Is it really true that NOEL-V is able to reach up to 4.69 CoreMark/MHz?
After series of tests, we’ve measured the best score we could with the GRLIB Release 2025.1-b4296. 10 iterations were running for almost 12 seconds with 24 MHz clock. This gives the next CoreMark result:
Benchmark was compiled using xPack GCC. Gaisler’s GCC was also tested and didn’t give any different results in execution time. Using any code optimisation or suggested flags from this page only made the result worse, making same 10 iterations run whole 145 seconds. Malloc wasn’t used. Printf wasn’t used. Messages were send into terminal using APB UART. Execution time was measured using APB Timer.
We can actually get significantly better than 4.69 CoreMark/MHz these days - should update those numbers.
Anyway, you say nothing about what NOEL-V configuration you are running on. With an IP as configurable as NOEL-V, the specific configuration makes for a lot of difference. I suppose it would be a good idea to include numbers on the web for something smaller than the HPP64 as well.
RV64 vs RV32 should not really matter, but there are a lot of extensions that would help performance, as well as using a newer compiler. The compiler options you mention do not even include any optimization level - I hope that is just not shown there?
Aside from the above, your amazingly low numbers (and the fact that things get even worse when you try what we used) strongly suggest that you have small/no caches (or they are not working properly). CoreMark really needs to be running from L1 cache, and that requires 16+16 kByte (I+D) caches (and then making sure that the code fits, not letting the compiler unroll loops too much - O3 level optimization by itself may not be good).

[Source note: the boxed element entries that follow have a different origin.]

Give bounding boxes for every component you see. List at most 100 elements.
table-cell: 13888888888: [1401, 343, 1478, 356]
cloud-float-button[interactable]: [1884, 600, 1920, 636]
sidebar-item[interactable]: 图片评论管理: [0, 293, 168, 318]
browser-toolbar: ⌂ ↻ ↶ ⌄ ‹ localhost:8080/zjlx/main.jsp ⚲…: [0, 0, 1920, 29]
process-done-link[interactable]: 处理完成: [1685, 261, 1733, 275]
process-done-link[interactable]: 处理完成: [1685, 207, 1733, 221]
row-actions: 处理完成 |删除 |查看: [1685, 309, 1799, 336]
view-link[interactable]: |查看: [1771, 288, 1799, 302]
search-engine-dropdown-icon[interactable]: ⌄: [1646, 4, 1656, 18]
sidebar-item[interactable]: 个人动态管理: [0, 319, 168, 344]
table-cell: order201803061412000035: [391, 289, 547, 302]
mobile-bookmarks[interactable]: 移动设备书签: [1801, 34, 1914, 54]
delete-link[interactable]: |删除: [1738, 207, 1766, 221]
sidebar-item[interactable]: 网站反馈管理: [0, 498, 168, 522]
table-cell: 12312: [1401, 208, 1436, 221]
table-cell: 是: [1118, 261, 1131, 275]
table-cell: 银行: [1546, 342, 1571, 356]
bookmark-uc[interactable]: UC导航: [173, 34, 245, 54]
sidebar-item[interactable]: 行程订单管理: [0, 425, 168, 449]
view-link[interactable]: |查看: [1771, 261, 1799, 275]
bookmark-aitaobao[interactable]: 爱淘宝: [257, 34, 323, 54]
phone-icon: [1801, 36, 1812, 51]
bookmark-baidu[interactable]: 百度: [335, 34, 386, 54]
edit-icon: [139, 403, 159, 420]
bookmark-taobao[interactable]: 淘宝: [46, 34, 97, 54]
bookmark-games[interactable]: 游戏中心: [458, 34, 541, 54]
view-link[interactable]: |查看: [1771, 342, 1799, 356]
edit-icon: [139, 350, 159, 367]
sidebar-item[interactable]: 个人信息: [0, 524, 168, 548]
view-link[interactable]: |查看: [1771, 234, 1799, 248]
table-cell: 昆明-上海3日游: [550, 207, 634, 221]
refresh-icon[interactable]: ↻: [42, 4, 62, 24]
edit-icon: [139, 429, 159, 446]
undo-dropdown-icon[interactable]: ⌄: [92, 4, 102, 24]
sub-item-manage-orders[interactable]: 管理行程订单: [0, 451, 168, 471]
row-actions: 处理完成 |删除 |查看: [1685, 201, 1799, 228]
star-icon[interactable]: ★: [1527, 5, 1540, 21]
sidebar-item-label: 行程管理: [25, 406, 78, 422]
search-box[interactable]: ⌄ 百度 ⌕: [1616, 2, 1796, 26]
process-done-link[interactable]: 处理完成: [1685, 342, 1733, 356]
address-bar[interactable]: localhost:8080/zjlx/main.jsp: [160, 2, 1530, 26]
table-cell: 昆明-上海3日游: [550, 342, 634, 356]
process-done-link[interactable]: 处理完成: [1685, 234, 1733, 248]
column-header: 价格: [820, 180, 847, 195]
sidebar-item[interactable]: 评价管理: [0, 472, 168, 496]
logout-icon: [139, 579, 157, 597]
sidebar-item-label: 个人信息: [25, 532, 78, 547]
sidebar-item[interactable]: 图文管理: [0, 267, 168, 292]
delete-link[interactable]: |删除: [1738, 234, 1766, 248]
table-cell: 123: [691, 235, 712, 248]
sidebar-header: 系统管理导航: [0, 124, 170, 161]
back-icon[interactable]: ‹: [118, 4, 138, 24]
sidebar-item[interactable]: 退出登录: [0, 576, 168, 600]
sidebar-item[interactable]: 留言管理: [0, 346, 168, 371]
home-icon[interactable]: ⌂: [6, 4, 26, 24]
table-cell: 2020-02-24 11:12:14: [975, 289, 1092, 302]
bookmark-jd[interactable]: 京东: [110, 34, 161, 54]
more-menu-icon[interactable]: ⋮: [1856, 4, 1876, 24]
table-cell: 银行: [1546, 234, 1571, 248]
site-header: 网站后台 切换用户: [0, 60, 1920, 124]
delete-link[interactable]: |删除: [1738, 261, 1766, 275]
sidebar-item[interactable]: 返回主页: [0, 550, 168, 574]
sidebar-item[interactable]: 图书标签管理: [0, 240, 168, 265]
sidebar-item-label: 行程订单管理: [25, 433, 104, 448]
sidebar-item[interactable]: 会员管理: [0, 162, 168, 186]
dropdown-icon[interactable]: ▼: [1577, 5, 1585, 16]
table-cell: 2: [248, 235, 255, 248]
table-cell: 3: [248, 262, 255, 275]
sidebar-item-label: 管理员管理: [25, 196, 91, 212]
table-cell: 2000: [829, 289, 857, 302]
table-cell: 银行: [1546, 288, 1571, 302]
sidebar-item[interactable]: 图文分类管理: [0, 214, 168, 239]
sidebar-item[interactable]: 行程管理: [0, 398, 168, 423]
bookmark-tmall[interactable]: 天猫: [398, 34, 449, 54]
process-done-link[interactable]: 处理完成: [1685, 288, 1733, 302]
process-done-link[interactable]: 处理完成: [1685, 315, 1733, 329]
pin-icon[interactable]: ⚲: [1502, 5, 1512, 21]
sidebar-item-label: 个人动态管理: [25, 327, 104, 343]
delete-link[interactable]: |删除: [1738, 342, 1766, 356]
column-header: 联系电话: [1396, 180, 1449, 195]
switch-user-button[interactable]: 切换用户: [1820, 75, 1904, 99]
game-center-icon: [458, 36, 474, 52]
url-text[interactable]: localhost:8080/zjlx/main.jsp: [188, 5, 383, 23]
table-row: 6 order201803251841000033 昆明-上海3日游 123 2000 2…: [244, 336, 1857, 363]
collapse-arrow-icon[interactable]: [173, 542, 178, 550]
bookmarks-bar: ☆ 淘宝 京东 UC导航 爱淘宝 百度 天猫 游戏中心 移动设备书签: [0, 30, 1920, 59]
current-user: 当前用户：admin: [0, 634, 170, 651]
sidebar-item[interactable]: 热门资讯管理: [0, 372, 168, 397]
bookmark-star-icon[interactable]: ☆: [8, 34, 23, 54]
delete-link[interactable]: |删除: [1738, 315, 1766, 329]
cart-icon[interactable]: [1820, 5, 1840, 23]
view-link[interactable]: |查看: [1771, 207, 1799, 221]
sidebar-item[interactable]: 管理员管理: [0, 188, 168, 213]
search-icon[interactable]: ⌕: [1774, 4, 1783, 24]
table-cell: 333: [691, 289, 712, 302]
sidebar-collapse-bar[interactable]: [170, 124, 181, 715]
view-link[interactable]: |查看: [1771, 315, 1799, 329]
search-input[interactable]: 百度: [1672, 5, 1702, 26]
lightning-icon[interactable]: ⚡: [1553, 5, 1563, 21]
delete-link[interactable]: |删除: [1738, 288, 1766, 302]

I did some changes to the project. First time I forgot to mention I’m using RV32 with minimal configuration. Since then I tweaked the ‘noelvcpu.vhd‘ file in the MIN config. Those changes include:
Increasing L1 cache from 8+8 to 64+64 kBytes for each;
Field ‘bhtentries‘ set to 128;
included next extensions: Zcb, Zba, Zbb, Zbc, Zbkb, Zbkc, Zbkx;
Made sure that code executes from internal memory, generated with ‘ahbram‘.
Now, compiled with O3 level optimization and extensions mentioned above algorithm runs at 0.526 Coremark/MHz. It IS an improvement, but I still left wondering what else I can do to increase performance? Despite MMU, I don’t see anything that I can include into the project. I also doubt it’ll be a fair trade-off between perfomance and LUT’s usage.